Thursday, March 31, 2011

My Ghetto Comment

My friend Lisa was upset about the flippant way the youth of today use the word ‘ghetto.’ In fact, comments like, “She’s so ghetto,” changes the depth of the word for people who lived and suffered under horrendous conditions. Lisa asked the people that follow her blog what they thought about this new usage of the word ‘ghetto.’ With some changes, this was my comment.

Wanting to validate my thoughts, I looked up the word ghetto. Webster dictionary defines ghetto as “1 a quarter of a city in which Jews were formerly required to live. 2 a quarter of a city in which members of a minority group live, especially because of social, legal, or economic pressure.”

An image of the word ‘ghetto’ conjures an Americanized picture in my mind. In western America, one would think of ghettos after visiting some of the reservations where incarcerated Native Americans lived. If you go to Chicago and see the Projects, you would think of ghetto. In all parts of the States, there are areas for indigent people and other areas for the very poor. It is not by choice they live this way but because of ‘social, legal, or economic pressure.’

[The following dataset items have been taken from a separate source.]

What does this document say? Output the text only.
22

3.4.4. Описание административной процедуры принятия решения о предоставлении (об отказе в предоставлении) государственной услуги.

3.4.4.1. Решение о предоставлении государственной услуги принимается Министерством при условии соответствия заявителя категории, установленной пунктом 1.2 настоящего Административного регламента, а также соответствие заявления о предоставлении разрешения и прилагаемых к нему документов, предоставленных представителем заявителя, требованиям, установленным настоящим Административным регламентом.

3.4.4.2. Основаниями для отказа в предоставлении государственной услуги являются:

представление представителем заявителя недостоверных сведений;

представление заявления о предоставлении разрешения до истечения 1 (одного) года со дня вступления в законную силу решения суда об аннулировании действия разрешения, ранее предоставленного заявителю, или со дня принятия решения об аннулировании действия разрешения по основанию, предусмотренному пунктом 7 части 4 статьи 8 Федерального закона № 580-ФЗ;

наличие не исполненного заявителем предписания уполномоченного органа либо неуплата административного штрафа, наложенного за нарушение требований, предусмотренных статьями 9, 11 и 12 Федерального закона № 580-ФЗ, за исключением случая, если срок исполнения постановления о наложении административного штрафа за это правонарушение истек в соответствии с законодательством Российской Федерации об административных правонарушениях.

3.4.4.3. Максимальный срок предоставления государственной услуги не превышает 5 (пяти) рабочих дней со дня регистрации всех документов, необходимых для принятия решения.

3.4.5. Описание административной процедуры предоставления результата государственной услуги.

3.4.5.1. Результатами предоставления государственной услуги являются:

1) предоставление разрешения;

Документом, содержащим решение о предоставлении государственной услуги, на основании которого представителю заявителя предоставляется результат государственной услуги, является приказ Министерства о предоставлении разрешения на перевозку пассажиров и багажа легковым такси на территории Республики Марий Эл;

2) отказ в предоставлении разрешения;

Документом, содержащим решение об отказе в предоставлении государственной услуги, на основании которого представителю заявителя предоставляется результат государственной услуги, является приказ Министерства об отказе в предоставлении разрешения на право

As a young child, I remember hearing the elders speak of the people in ‘the bottoms,’ a part of my hometown that was occupied by those less fortunate than those who lived in the better part of the city. Lest not forget the phase, ‘they came from the other side of the tracks.’ My community held those people of color, who found their way out of their situation to live the good life, in high esteem. While other people continued to settle in the ghetto for lack of hope.

The expression ‘you can take a person out of the country but you can’t take the country out of a person’ applies here. The environment a person grows up in forms a certain way of thinking and reacting, and becomes a part of that person. No matter how much pretense a person displays in public, it is in private the baggage of the past can appear. In other words, no matter how much the person tries to leave old ways behind, the successful people still feels where they came from. Of course, there are exceptions to the rule.

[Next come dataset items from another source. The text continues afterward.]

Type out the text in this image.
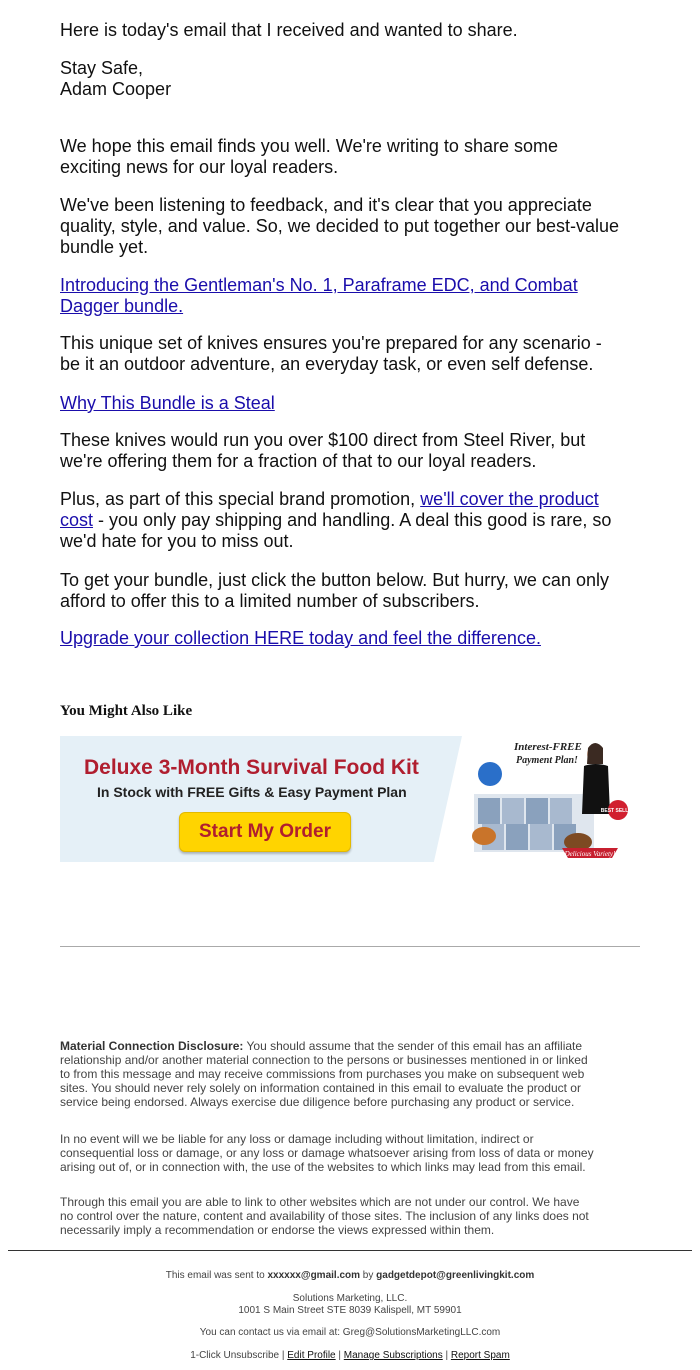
Here is today's email that I received and wanted to share.
Stay Safe,
Adam Cooper
We hope this email finds you well. We're writing to share some
exciting news for our loyal readers.
We've been listening to feedback, and it's clear that you appreciate
quality, style, and value. So, we decided to put together our best-value
bundle yet.
Introducing the Gentleman's No. 1, Paraframe EDC, and Combat
Dagger bundle.
This unique set of knives ensures you're prepared for any scenario -
be it an outdoor adventure, an everyday task, or even self defense.
Why This Bundle is a Steal
These knives would run you over $100 direct from Steel River, but
we're offering them for a fraction of that to our loyal readers.
Plus, as part of this special brand promotion, we'll cover the product
cost - you only pay shipping and handling. A deal this good is rare, so
we'd hate for you to miss out.
To get your bundle, just click the button below. But hurry, we can only
afford to offer this to a limited number of subscribers.
Upgrade your collection HERE today and feel the difference.
You Might Also Like
Deluxe 3-Month Survival Food Kit
In Stock with FREE Gifts & Easy Payment Plan
Start My Order
Interest-FREE
Payment Plan!
BEST SELLER
Delicious Variety!
Material Connection Disclosure: You should assume that the sender of this email has an affiliate
relationship and/or another material connection to the persons or businesses mentioned in or linked
to from this message and may receive commissions from purchases you make on subsequent web
sites. You should never rely solely on information contained in this email to evaluate the product or
service being endorsed. Always exercise due diligence before purchasing any product or service.
In no event will we be liable for any loss or damage including without limitation, indirect or
consequential loss or damage, or any loss or damage whatsoever arising from loss of data or money
arising out of, or in connection with, the use of the websites to which links may lead from this email.
Through this email you are able to link to other websites which are not under our control. We have
no control over the nature, content and availability of those sites. The inclusion of any links does not
necessarily imply a recommendation or endorse the views expressed within them.
This email was sent to xxxxxx@gmail.com by gadgetdepot@greenlivingkit.com
Solutions Marketing, LLC.
1001 S Main Street STE 8039 Kalispell, MT 59901
You can contact us via email at: Greg@SolutionsMarketingLLC.com
1-Click Unsubscribe | Edit Profile | Manage Subscriptions | Report Spam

Regardless of what Webster says, or the labels ghetto implies about people, the word ghetto is nothing but a product of it’s time. A book by Joyce Sequichie Hifler called A Cherokee Feast of Days wrote, “Whatever becomes second nature to us has first caught on in our thinking, only to operate, in time, without thinking at all.

No, I don't care for the flippant used of ghetto. It has negative images attached. As Joyce wrote, “We have to fight habit with habit, deliberately changing one thought, one action, for another. If we simply try to remove the habit without filling the vacuum, we are opening the door for more and worse to come in.” I wonder how ‘ghetto’ will be used in the future.